Statistics Canada reported Wednesday that the ratio increased because while Canadian households had one per cent more disposable income between July and September, they also took on 1.3 per cent more debt.
Canadian households passed the $2 trillion threshold in total debts during the period, and almost two-thirds of that — $1,312 billion — came in the form of mortgages.
There’s some seasonality involved in the numbers, as the third quarter has historically shown the largest increased in debt loads. Against that backdrop, it’s worth mentioning that the quarterly uptick in debt loads was the smallest seen in a third quarter since 2000, Bank of Montreal economist Benjamin Reitzes noted.
But even as their overall debt loads increased, so too did Canadians’ net worth because the value of their assets went up too. On a per capita basis, household net worth was $278,200 during the period.

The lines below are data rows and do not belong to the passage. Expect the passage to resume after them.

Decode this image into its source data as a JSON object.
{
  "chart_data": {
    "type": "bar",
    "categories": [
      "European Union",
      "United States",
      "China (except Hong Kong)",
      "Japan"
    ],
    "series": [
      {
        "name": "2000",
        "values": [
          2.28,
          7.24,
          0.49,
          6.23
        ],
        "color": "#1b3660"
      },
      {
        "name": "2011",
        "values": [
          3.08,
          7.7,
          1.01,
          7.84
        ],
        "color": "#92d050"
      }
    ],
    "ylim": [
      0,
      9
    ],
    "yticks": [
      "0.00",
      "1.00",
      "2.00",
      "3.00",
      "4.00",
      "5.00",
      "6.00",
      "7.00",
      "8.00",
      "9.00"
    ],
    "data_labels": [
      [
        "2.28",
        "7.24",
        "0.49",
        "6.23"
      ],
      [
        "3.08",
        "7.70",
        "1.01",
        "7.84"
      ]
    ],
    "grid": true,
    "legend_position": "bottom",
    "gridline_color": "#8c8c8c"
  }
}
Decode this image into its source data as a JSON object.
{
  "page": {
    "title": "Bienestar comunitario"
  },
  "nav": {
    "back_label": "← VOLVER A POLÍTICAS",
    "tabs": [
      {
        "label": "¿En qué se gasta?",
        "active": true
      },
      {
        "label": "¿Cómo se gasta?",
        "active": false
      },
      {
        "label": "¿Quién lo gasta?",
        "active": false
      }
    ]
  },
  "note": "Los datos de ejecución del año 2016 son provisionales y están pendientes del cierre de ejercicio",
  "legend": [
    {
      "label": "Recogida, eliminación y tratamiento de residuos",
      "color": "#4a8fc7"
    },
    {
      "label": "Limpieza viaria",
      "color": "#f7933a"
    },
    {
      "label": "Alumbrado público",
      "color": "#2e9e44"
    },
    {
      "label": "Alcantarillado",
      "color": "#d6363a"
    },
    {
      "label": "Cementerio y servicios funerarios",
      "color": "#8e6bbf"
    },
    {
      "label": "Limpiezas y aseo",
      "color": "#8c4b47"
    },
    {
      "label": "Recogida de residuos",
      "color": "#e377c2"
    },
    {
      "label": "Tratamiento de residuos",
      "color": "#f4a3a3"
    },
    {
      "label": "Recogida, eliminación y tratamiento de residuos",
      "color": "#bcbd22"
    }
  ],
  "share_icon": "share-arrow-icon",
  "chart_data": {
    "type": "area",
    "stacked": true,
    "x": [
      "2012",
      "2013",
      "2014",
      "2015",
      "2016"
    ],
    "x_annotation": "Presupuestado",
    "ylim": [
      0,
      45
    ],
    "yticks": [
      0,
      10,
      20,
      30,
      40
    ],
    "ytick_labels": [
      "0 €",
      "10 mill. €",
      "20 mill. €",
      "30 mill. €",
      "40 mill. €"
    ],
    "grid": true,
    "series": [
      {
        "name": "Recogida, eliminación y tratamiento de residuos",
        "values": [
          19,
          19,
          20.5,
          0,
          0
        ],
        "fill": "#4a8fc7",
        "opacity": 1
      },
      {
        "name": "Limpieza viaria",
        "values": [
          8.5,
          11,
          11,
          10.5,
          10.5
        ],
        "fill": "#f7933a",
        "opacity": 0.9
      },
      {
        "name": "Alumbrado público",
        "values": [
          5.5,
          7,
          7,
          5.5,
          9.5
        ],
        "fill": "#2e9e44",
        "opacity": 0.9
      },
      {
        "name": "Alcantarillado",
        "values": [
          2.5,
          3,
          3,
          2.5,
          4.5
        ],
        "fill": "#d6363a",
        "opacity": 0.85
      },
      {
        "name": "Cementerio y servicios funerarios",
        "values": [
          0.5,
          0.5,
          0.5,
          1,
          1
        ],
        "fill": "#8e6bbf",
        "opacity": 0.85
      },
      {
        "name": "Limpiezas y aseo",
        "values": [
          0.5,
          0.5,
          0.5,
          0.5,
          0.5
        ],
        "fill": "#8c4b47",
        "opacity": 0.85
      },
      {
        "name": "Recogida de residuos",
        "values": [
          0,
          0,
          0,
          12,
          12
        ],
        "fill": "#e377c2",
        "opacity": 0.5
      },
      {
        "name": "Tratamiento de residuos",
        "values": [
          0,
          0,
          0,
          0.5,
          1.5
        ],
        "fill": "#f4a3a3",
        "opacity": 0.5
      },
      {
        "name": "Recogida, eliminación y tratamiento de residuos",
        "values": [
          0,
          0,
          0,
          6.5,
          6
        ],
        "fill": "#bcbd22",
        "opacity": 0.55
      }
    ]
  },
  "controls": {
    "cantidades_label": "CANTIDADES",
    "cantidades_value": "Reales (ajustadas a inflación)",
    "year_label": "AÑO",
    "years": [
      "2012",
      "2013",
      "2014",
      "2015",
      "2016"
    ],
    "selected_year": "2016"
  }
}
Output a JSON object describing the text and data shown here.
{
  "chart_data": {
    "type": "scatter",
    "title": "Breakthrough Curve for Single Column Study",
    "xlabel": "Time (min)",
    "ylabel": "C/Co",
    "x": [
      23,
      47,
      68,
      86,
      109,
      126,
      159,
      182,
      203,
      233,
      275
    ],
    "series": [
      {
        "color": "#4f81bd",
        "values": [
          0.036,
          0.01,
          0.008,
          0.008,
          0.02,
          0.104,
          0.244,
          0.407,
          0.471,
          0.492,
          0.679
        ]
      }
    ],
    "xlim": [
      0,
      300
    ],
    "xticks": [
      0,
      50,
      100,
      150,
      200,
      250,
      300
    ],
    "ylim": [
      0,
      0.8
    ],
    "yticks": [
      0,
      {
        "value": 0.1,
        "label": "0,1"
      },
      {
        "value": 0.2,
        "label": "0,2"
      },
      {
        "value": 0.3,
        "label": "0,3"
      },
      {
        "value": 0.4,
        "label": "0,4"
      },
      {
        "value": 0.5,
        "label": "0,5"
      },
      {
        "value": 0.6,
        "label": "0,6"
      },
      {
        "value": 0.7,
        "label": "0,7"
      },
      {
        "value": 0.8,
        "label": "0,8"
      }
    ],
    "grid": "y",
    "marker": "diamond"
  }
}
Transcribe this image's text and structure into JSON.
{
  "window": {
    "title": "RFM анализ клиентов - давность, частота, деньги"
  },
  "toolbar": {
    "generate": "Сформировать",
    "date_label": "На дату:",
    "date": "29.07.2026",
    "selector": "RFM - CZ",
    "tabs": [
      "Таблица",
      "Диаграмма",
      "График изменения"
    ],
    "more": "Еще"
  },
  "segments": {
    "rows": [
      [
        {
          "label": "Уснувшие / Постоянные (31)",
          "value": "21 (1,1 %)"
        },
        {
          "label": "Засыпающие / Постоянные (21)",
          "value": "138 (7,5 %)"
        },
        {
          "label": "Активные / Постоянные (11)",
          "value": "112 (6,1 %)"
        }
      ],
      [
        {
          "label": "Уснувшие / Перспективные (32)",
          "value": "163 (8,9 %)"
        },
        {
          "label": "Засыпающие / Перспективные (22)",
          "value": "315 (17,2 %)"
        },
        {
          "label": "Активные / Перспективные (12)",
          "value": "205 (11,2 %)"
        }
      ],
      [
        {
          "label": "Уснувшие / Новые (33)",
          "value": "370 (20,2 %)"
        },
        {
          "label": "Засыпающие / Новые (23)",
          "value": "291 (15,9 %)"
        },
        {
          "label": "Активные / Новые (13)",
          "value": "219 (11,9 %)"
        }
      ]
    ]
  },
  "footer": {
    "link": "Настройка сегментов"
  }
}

That’s because Canadians’ two biggest investment classes — financial assets and real estate — both increased in value. The former increased by 3.2 per cent, while the latter went up by 1.2 per cent.
Indeed, while debt loads keep inching higher, it looks like, on the whole, Canadians are saving more for a rainy day, too: the household savings rate increased from 4.8 per cent in the second quarter to 5.8 per cent in the third quarter.
Debt loads have increased for several years as record low interest rates in the U.S. and Canada have spurred new borrowing. While a troubling new trend over the long haul, Reitzes says the ratio inching up to a new high is nothing to worry about in and of itself.
“The new mortgage restrictions should restrain housing activity (and in turn borrowing) in 2017,” he said in a note early Wednesday, “suggesting the debt ratio could start to flatten out somewhat next year.”